The combination of CD/5-FC suicide gene therapy and Hsulf-1 expression may exert an effect in HCC via multiple synergistic pathways. Increased calcium concentrations can directly cause shrinkage of the intracellular skeleton due to dissociation of troponin-actin and myosin-actin complexes, which may result in an increased clearance between cells. It has been shown that both the intracellular distribution and function of actin are associated with changes in cell shape, vascular permeability and other signaling pathways.[15161718] There may also be an effect on tumor-associated vascular function by alterations in signaling pathways dependent on calcium.

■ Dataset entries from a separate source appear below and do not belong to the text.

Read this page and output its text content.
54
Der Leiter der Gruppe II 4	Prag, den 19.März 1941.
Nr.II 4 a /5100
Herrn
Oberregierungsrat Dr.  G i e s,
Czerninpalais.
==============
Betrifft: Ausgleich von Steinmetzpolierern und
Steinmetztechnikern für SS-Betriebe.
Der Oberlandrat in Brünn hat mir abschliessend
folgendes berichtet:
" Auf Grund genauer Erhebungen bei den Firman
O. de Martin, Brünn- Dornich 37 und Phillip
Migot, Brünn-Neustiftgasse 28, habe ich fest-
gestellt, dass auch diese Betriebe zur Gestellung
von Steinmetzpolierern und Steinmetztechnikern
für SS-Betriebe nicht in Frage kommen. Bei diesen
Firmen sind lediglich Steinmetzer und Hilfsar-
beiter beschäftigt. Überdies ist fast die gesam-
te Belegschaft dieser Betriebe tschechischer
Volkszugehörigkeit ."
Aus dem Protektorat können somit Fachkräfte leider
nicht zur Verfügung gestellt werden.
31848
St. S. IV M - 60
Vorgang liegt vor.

An increase in the vascular permeability may increase the local concentration of 5-FU, which is the active chemotherapeutic agent converted from 5-FC by CD. Alternatively, the down-regulation of receptor tyrosine kinase signaling mediated by removal of the sulfate groups from HSPG by Hsulf-1 may also produce an antitumor response, thereby enhancing the effect of CD/5-FC suicide gene therapy.[567] However, it is clearly evident that the Hsulf-1 and CD/5-FC combination therapy induced cell apoptosis and increased the sensitivity of the tumor cells to the chemotherapeutic drug, making this strategy a potential therapeutic approach to HCC.

In summary, our data demonstrated that combination therapy using Hsulf-1 and CD induced a dose-dependent antitumor effect. The combination therapy was more effective than either of the two gene vectors alone when transfected into HepG2 cells and the HCC nude mouse model. The data indicated that increased intracellular calcium may play a role, although the underlying mechanism of Hsulf-1 on the effect of intracellular calcium increase is not clear and needs to be further investigated.